Cette dimension n’est pas anodine. Le Nigéria,
première puissance démographique d’Afrique, et l’Afrique du Sud, première
économie industrielle du continent et puissance politique majeure,
entretiennent des relations qui dépassent largement leurs échanges bilatéraux.
Leur coopération touche notamment la diplomatie, le commerce, les
investissements et les institutions panafricaines.
Pas de rupture diplomatique avec Pretoria
Abuja prend néanmoins soin de ne pas franchir le
Rubicon diplomatique.
Le Parlement précise explicitement que sa
décision ne remet pas en cause les relations historiques entre les deux pays,
ni leurs liens diplomatiques et humains. La coopération parlementaire est
suspendue, mais les relations entre les deux États ne sont pas rompues.
Cette nuance est essentielle. Le geste relève
davantage de la pression politique et institutionnelle que d’une volonté de
confrontation diplomatique ouverte.
Le Parlement nigérian affirme d’ailleurs que la
diplomatie parlementaire et la coopération interinstitutionnelle restent
importantes. Mais celles-ci doivent, selon lui, reposer sur le respect mutuel
et sur un engagement commun en faveur de la protection de la vie, des biens et
des activités économiques légales.
La balle est désormais dans le camp sud-africain.

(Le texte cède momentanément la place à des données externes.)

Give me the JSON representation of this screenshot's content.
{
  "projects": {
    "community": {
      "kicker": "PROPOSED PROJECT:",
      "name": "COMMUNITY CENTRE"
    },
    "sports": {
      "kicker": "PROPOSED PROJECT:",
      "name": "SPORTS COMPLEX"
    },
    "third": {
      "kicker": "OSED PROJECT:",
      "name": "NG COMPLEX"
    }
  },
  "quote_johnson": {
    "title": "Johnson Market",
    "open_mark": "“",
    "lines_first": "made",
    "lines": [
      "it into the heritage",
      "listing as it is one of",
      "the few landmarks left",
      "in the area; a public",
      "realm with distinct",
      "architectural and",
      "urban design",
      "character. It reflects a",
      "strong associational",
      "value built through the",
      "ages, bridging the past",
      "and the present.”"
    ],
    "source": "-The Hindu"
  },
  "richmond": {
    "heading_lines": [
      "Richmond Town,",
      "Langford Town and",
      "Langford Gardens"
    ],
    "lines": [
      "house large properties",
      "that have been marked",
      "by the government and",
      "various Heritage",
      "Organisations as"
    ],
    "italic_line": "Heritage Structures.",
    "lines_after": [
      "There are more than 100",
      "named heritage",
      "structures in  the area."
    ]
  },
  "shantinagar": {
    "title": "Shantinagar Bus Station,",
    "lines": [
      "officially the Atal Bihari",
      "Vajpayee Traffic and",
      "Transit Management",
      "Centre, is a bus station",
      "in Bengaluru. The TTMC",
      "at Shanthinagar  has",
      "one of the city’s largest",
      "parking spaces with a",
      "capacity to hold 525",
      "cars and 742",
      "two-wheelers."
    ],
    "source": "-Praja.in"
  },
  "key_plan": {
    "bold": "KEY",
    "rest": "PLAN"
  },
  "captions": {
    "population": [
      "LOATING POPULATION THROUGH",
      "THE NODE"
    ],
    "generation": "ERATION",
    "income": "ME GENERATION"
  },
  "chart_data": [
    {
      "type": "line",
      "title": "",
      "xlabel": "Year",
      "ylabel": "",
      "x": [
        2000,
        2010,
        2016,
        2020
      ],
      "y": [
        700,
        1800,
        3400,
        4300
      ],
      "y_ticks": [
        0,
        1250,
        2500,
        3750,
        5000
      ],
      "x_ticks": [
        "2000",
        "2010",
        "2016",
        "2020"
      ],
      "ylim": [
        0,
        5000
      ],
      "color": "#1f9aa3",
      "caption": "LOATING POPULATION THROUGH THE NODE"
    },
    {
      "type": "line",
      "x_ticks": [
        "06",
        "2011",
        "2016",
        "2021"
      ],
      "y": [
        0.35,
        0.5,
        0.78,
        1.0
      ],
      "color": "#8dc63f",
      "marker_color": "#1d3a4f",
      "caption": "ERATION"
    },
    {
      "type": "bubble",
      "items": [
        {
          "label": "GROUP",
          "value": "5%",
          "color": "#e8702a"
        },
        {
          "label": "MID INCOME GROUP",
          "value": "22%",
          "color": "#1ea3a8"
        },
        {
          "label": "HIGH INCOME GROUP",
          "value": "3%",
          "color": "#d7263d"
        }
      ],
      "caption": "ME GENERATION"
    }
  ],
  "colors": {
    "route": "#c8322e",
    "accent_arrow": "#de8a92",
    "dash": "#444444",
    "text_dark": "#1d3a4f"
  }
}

En conditionnant implicitement la reprise de la coopération parlementaire à une
amélioration de la situation des ressortissants africains, Abuja donne à
Pretoria un signal qui dépasse le simple registre symbolique.
Le Parlement nigérian a par ailleurs appelé les
assemblées des États fédérés à prendre acte de cette décision et à envisager
des mesures similaires.
Pour l’heure, la suspension est maintenue jusqu’à
nouvel ordre. Elle pourra être réexaminée par les dirigeants de l’Assemblée
nationale en fonction de l’évolution de la situation.
Une chose est toutefois acquise : face aux
violences xénophobes, le Nigéria vient de transformer son indignation en outil
de pression institutionnelle. Et dans une relation entre deux poids lourds du
continent, ce n’est pas un signal que Pretoria pourra facilement ignorer.